Brant brings 20+ years of experience to NewPoint as chief brand communicator and marketing-plan contributor.
Brant’s specialty is bringing an outside, investigative perspective that can feel alternately “rigorous” or “exasperating” depending on your point of view. Yet, he never fails to uncover a business’s unique selling proposition—one which can serve as a brand foundation for marketing that is compelling, creative and “sticky.”
Throughout his career, Brant’s applied his skill set to a broad range of business applications along the food supply-and-service chain. His services have provided vital clarity for all types of operations, from the more conventional food and food equipment manufacturers to the adjacent enterprises that partner with them, such as the Purdue University College of Agriculture.
Stephanie Bossung
Food industry marketing expertise—from retail to food-service and food-service equipment— is a natural outcome of having deep knowledge in every facet of a business’ operation. With 10 years in branding and business development, preceded by 15 years in mass media and promotions, Stephanie is an FMI Emerge mentor, holds an executive-level expertise in sales, marketing, media, and production management.

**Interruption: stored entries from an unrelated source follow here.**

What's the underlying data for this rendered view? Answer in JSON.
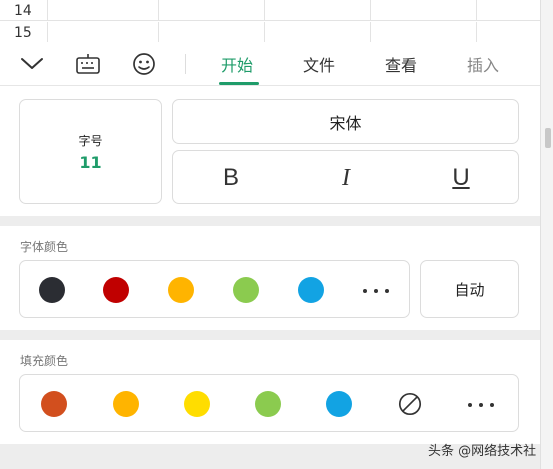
{
  "sheet": {
    "rows": [
      "14",
      "15"
    ]
  },
  "toolbar": {
    "icons": [
      "chevron-down-icon",
      "keyboard-icon",
      "emoji-icon"
    ],
    "tabs": [
      {
        "label": "开始",
        "active": true
      },
      {
        "label": "文件",
        "active": false
      },
      {
        "label": "查看",
        "active": false
      },
      {
        "label": "插入",
        "active": false
      }
    ],
    "accent_color": "#1f9c6a"
  },
  "font": {
    "size_label": "字号",
    "size_value": "11",
    "font_name": "宋体",
    "bold_label": "B",
    "italic_label": "I",
    "underline_label": "U"
  },
  "font_color": {
    "title": "字体颜色",
    "swatches": [
      "#2b2d33",
      "#c00000",
      "#ffb400",
      "#8bcb4f",
      "#12a3e3"
    ],
    "auto_label": "自动"
  },
  "fill_color": {
    "title": "填充颜色",
    "swatches": [
      "#d24f1e",
      "#ffb400",
      "#ffdd00",
      "#8bcb4f",
      "#12a3e3"
    ]
  },
  "watermark": "头条 @网络技术社"
}
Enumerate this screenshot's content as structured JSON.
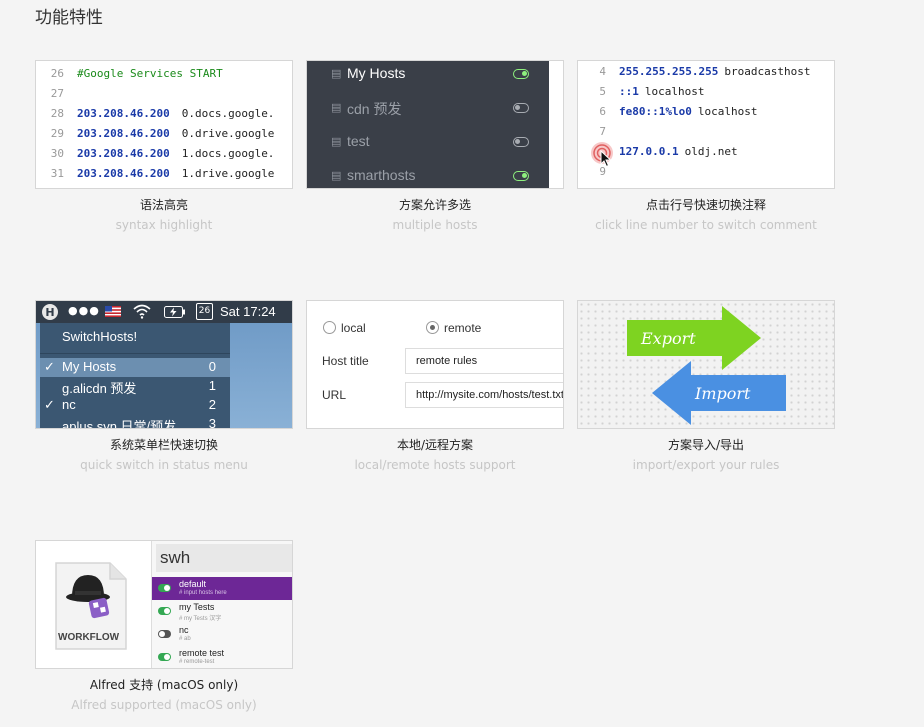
{
  "page": {
    "title": "功能特性"
  },
  "features": [
    {
      "title": "语法高亮",
      "subtitle": "syntax highlight"
    },
    {
      "title": "方案允许多选",
      "subtitle": "multiple hosts"
    },
    {
      "title": "点击行号快速切换注释",
      "subtitle": "click line number to switch comment"
    },
    {
      "title": "系统菜单栏快速切换",
      "subtitle": "quick switch in status menu"
    },
    {
      "title": "本地/远程方案",
      "subtitle": "local/remote hosts support"
    },
    {
      "title": "方案导入/导出",
      "subtitle": "import/export your rules"
    },
    {
      "title": "Alfred 支持 (macOS only)",
      "subtitle": "Alfred supported (macOS only)"
    }
  ],
  "syntax": {
    "lines": [
      {
        "n": "26",
        "comment": "#Google Services START"
      },
      {
        "n": "27"
      },
      {
        "n": "28",
        "ip": "203.208.46.200",
        "host": "0.docs.google."
      },
      {
        "n": "29",
        "ip": "203.208.46.200",
        "host": "0.drive.google"
      },
      {
        "n": "30",
        "ip": "203.208.46.200",
        "host": "1.docs.google."
      },
      {
        "n": "31",
        "ip": "203.208.46.200",
        "host": "1.drive.google"
      }
    ]
  },
  "hosts_list": [
    {
      "name": "My Hosts",
      "on": true
    },
    {
      "name": "cdn 预发",
      "on": false
    },
    {
      "name": "test",
      "on": false
    },
    {
      "name": "smarthosts",
      "on": true
    }
  ],
  "comment_demo": {
    "lines": [
      {
        "n": "4",
        "ip": "255.255.255.255",
        "host": "broadcasthost"
      },
      {
        "n": "5",
        "ip": "::1",
        "host": "localhost"
      },
      {
        "n": "6",
        "ip": "fe80::1%lo0",
        "host": "localhost"
      },
      {
        "n": "7"
      },
      {
        "n": "8",
        "ip": "127.0.0.1",
        "host": "oldj.net"
      },
      {
        "n": "9"
      }
    ]
  },
  "status_menu": {
    "time": "Sat 17:24",
    "date_num": "26",
    "title": "SwitchHosts!",
    "items": [
      {
        "label": "My Hosts",
        "num": "0",
        "checked": true,
        "selected": true
      },
      {
        "label": "g.alicdn 预发",
        "num": "1",
        "checked": false
      },
      {
        "label": "nc",
        "num": "2",
        "checked": true
      },
      {
        "label": "aplus svn 日常/预发",
        "num": "3",
        "checked": false
      }
    ]
  },
  "local_remote": {
    "local_label": "local",
    "remote_label": "remote",
    "host_title_label": "Host title",
    "host_title_value": "remote rules",
    "url_label": "URL",
    "url_value": "http://mysite.com/hosts/test.txt"
  },
  "import_export": {
    "export_label": "Export",
    "import_label": "Import"
  },
  "alfred": {
    "workflow_label": "WORKFLOW",
    "query": "swh",
    "items": [
      {
        "title": "default",
        "sub": "# input hosts here",
        "on": true,
        "selected": true
      },
      {
        "title": "my Tests",
        "sub": "# my Tests 汉字",
        "on": true
      },
      {
        "title": "nc",
        "sub": "# ab",
        "on": false
      },
      {
        "title": "remote test",
        "sub": "# remote-test",
        "on": true
      }
    ]
  },
  "colors": {
    "export_arrow": "#7ed321",
    "import_arrow": "#4a90e2",
    "alfred_selected": "#6d2796"
  }
}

This exceptionally diverse skill set adds value for NewPoint clients by providing a full complement of perspectives on food-industry brand management endeavors.
Wired for a hawkish attention to detail while also maintaining a high-resolution view of the big picture, Stephanie is uniquely able to provide astute branding direction and simultaneously apply the business principles necessary to squeeze more bang out of every marketing buck.
Patrick Nycz
A member of the Forbes Agency Council and quoted in the New York Times, USA Today and Adweek, Patrick Nycz is the author of Moving Your Brand Up the Food Chain: Marketing Strategies to Grow Local and Regional Food Brands. He is an FMI Emerge mentor, an American Advertising Federation’s Silver Medal Award winner, and the Founding President of NewPoint Marketing, a full-service food industry marketing firm focused on food industry brands On a mission to grow.
Patrick’s vision for NewPoint emerged from his team’s success using this proven model for food industry clients and is fueled by NewPoint-funded food buyers and food manufacturers research around tracking consumer, industry, and ongoing food trends.
Kristy Blair
Since starting her 20-year career in commercial graphic design at one of the foremost catalog retailers in the world, Kristy’s visual branding skills have organically narrowed into the food-industry niche.
In that time, she’s directed graphic identities for snack food and restaurant startups, print materials for multiple agricultural seed companies, display graphics and merchandiser signage for major food-equipment manufacturers and everything in between.
Today, as one of the key brand architects for NewPoint clients, she continues to lead our visual research & development team, always working to find the innovative median between the best practices worth honoring and the accepted rules worth breaking.